Выбрать главу

Работал Валерий Федорович до середины июня, затем вся его жизнь окончательно стиснулась, сжалась и поместилась в пространство между Второй тушинской больницей и домом. В один из своих последних рабочих дней, когда Саша стояла на платформе в ожидании московского поезда, он внезапно закрыл киоск и вышел к дочери. Положил ей на плечо руку – уже ослабевшую, преждевременно по-старчески иссохшую, туго оплетенную синими венами. Задумчиво посмотрел куда-то сквозь застывшие пустые поезда.

– Все мечтаешь о своем далеком чудесном городе?

Саша вздрогнула от его внезапного появления. От ощущения хрупкости его руки, от явно проступившей усталости его голоса. В груди как будто раскололась ампула с нестерпимой горечью, и эта горечь тут же пропитала все внутри. Словно ожидание достигло в тот момент своей наивысшей концентрации.

– Не о самом городе… То есть да, конечно, о нем, но особенно о его начале, понимаешь? О городских воротах. Чтобы там встречать городских гостей. Как здесь…

– Ну что ж, хорошая мечта. Негромкая, простая. Не предавай ее.

– Не предам, – ответила Саша, чувствуя, как сердце заколотилось у самого горла. Казалось, еще немного – и сердце лопнет, изольется черным, густым, смолянистым.

– Не расставайся с мечтой, Сашка, даже если будет очень-очень непросто. И даже если будет казаться, что для нее уже слишком поздно.

Объявили посадку на поезд в Холодноводск. По третьей платформе неспешно заструилась пестрая река расслабленных летних людей. В прозрачных пакетах густо зарумянилась спелая черешня, по вафельным пористым стаканчикам потекло подтаявшее мороженое. В карманах наверняка защелкали кассетные плееры. А Сашин папа все смотрел куда-то вдаль, поверх голов, мимо вагонов, мимо июньского солнца, замершего высоко в небе ярким подтекшим желтком. Возможно, сквозь июнь он видел уже свою личную проступившую осень. Остывающее пространство, где воздух наполнен запахом дыма, прелой листвы, горьких увядающих трав. Где яблони в садах излучают потерянную одинокую хрупкость; где в чернильном ночном безмолвии краснеют грозди рябины. И где для его мечты уже действительно слишком поздно.

Саша и сама вспоминала потом об этом периоде ожидания с ощущением чего-то прохладно-влажного, терпкого, осеннего.
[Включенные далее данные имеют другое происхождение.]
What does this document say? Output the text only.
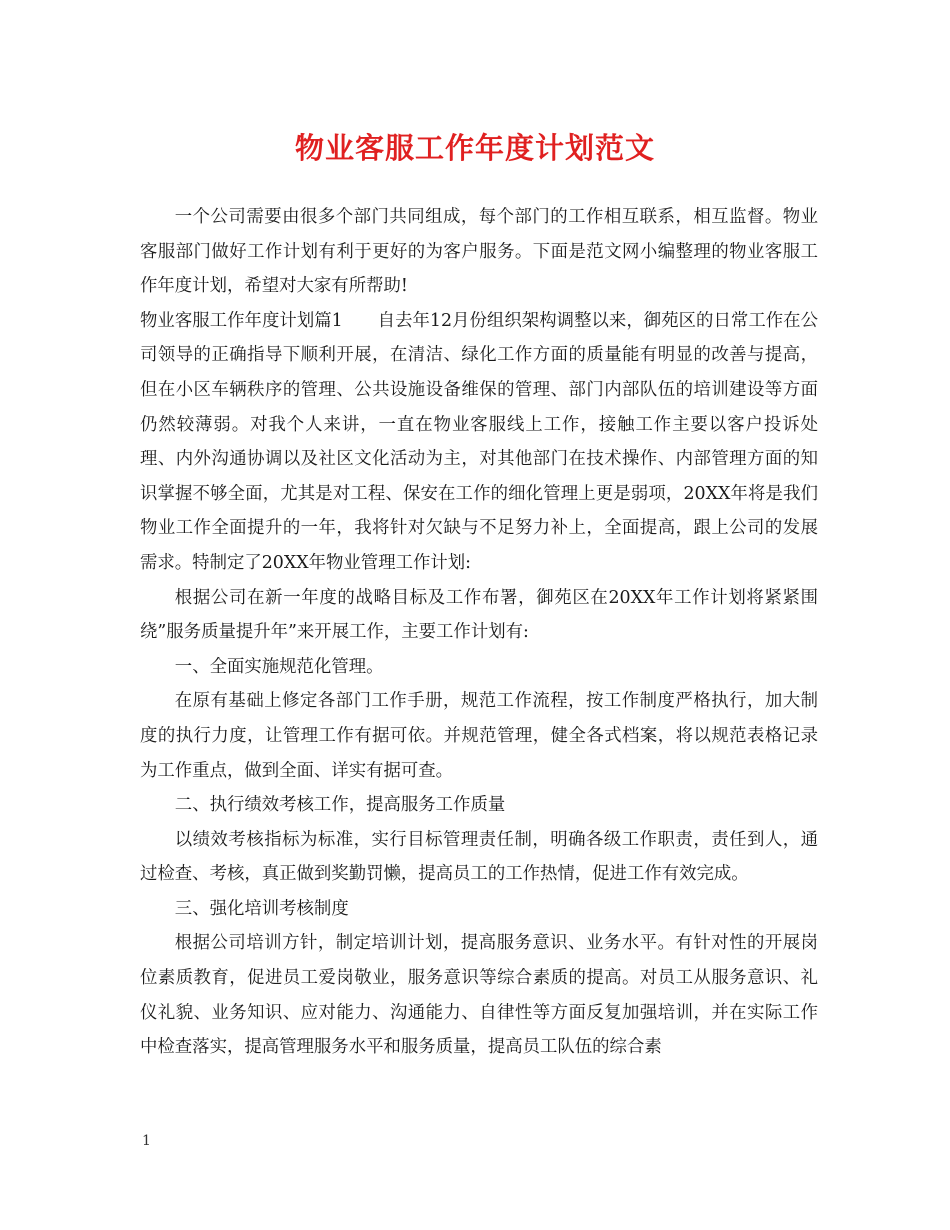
物业客服工作年度计划范文

一个公司需要由很多个部门共同组成，每个部门的工作相互联系，相互监督。物业客服部门做好工作计划有利于更好的为客户服务。下面是范文网小编整理的物业客服工作年度计划，希望对大家有所帮助!

物业客服工作年度计划篇1　　自去年12月份组织架构调整以来，御苑区的日常工作在公司领导的正确指导下顺利开展，在清洁、绿化工作方面的质量能有明显的改善与提高，但在小区车辆秩序的管理、公共设施设备维保的管理、部门内部队伍的培训建设等方面仍然较薄弱。对我个人来讲，一直在物业客服线上工作，接触工作主要以客户投诉处理、内外沟通协调以及社区文化活动为主，对其他部门在技术操作、内部管理方面的知识掌握不够全面，尤其是对工程、保安在工作的细化管理上更是弱项，20XX年将是我们物业工作全面提升的一年，我将针对欠缺与不足努力补上，全面提高，跟上公司的发展需求。特制定了20XX年物业管理工作计划:

根据公司在新一年度的战略目标及工作布署，御苑区在20XX年工作计划将紧紧围绕”服务质量提升年”来开展工作，主要工作计划有:

一、全面实施规范化管理。

在原有基础上修定各部门工作手册，规范工作流程，按工作制度严格执行，加大制度的执行力度，让管理工作有据可依。并规范管理，健全各式档案，将以规范表格记录为工作重点，做到全面、详实有据可查。

二、执行绩效考核工作，提高服务工作质量

以绩效考核指标为标准，实行目标管理责任制，明确各级工作职责，责任到人，通过检查、考核，真正做到奖勤罚懒，提高员工的工作热情，促进工作有效完成。

三、强化培训考核制度

根据公司培训方针，制定培训计划，提高服务意识、业务水平。有针对性的开展岗位素质教育，促进员工爱岗敬业，服务意识等综合素质的提高。对员工从服务意识、礼仪礼貌、业务知识、应对能力、沟通能力、自律性等方面反复加强培训，并在实际工作中检查落实，提高管理服务水平和服务质量，提高员工队伍的综合素

1
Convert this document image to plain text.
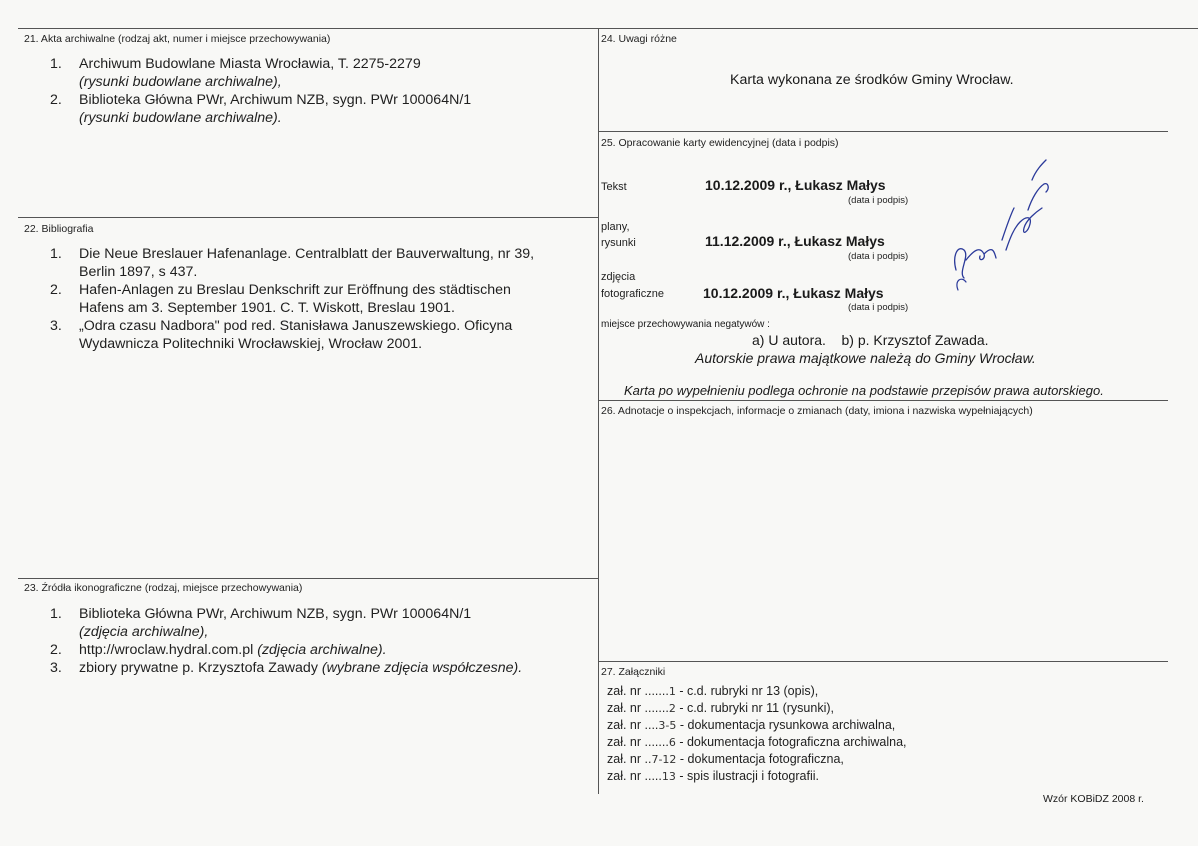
21. Akta archiwalne (rodzaj akt, numer i miejsce przechowywania)
1. Archiwum Budowlane Miasta Wrocławia, T. 2275-2279
(rysunki budowlane archiwalne),
2. Biblioteka Główna PWr, Archiwum NZB, sygn. PWr 100064N/1
(rysunki budowlane archiwalne).
22. Bibliografia
1. Die Neue Breslauer Hafenanlage. Centralblatt der Bauverwaltung, nr 39,
Berlin 1897, s 437.
2. Hafen-Anlagen zu Breslau Denkschrift zur Eröffnung des städtischen
Hafens am 3. September 1901. C. T. Wiskott, Breslau 1901.
3. „Odra czasu Nadbora" pod red. Stanisława Januszewskiego. Oficyna
Wydawnicza Politechniki Wrocławskiej, Wrocław 2001.
23. Źródła ikonograficzne (rodzaj, miejsce przechowywania)
1. Biblioteka Główna PWr, Archiwum NZB, sygn. PWr 100064N/1
(zdjęcia archiwalne),
2. http://wroclaw.hydral.com.pl (zdjęcia archiwalne).
3. zbiory prywatne p. Krzysztofa Zawady (wybrane zdjęcia współczesne).
24. Uwagi różne
Karta wykonana ze środków Gminy Wrocław.
25. Opracowanie karty ewidencyjnej (data i podpis)
Tekst	10.12.2009 r., Łukasz Małys
(data i podpis)
plany,
rysunki	11.12.2009 r., Łukasz Małys
(data i podpis)
zdjęcia
fotograficzne	10.12.2009 r., Łukasz Małys
(data i podpis)
miejsce przechowywania negatywów :
a) U autora.    b) p. Krzysztof Zawada.
Autorskie prawa majątkowe należą do Gminy Wrocław.
Karta po wypełnieniu podlega ochronie na podstawie przepisów prawa autorskiego.
26. Adnotacje o inspekcjach, informacje o zmianach (daty, imiona i nazwiska wypełniających)
27. Załączniki
zał. nr .......1 - c.d. rubryki nr 13 (opis),
zał. nr .......2 - c.d. rubryki nr 11 (rysunki),
zał. nr ....3-5 - dokumentacja rysunkowa archiwalna,
zał. nr .......6 - dokumentacja fotograficzna archiwalna,
zał. nr ..7-12 - dokumentacja fotograficzna,
zał. nr .....13 - spis ilustracji i fotografii.
Wzór KOBiDZ 2008 r.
Словно все девять месяцев собрались в финальной, сентябрьской точке. Там, где папины глаза навсегда остановились и погасли. Хотя, конечно, на самом деле время до сентября тянулось мучительно долго, изо дня в день отчаянно пытаясь разрешиться безмерным горем и вместе с тем безмерным облегчением. Время болело, кровоточило секундами, минутами; ныло гематомами бессонных ночных часов. Время было нестерпимо чувствительным.

Зато когда девятнадцатого сентября Саша возвращалась с мамой из морга, когда смотрела через окно осенне-желтого автобуса в дождливые тихие сумерки, боли уже не было. По телу плавно струилось успокоительное тепло. Саша столько раз представляла, прокручивала в голове этот неотвратимый день, этот неумолимый момент окончательного расставания, что папина смерть будто проникла в нее заранее. Предчувствуемая, воображаемая боль проросла в ее сердце, заняв место боли реальной, фактической. Не оставив ей ни единого шанса. Мучительно горькое ожидание стало прививкой от настоящей горечи, которая должна была захлестнуть Сашу в день настоящей папиной смерти. Но не захлестнула. Благодаря прививке ожидания этот миг свершившейся неизбежности стал в итоге не отчаянием, а освобождением, моментальной глубинной успокоенностью. Саша смотрела сквозь автобусное стекло на проплывающий мимо пасмурный Тушинск: на безликие улицы, подсвеченные рассеянной фонарной желтизной; на зябкие скверы, тонущие в серой холодной взвеси. Снаружи все расплывалось, хандрило, погружалось в сонную тоскливую сырость. Уже готовилось к зиме, к бездонному белому сну. А внутри Саши было безмятежно и солнечно. Невыносимая тяжесть последних девяти месяцев резко отступила, и за ребрами дрожала тихая прозрачная невесомость.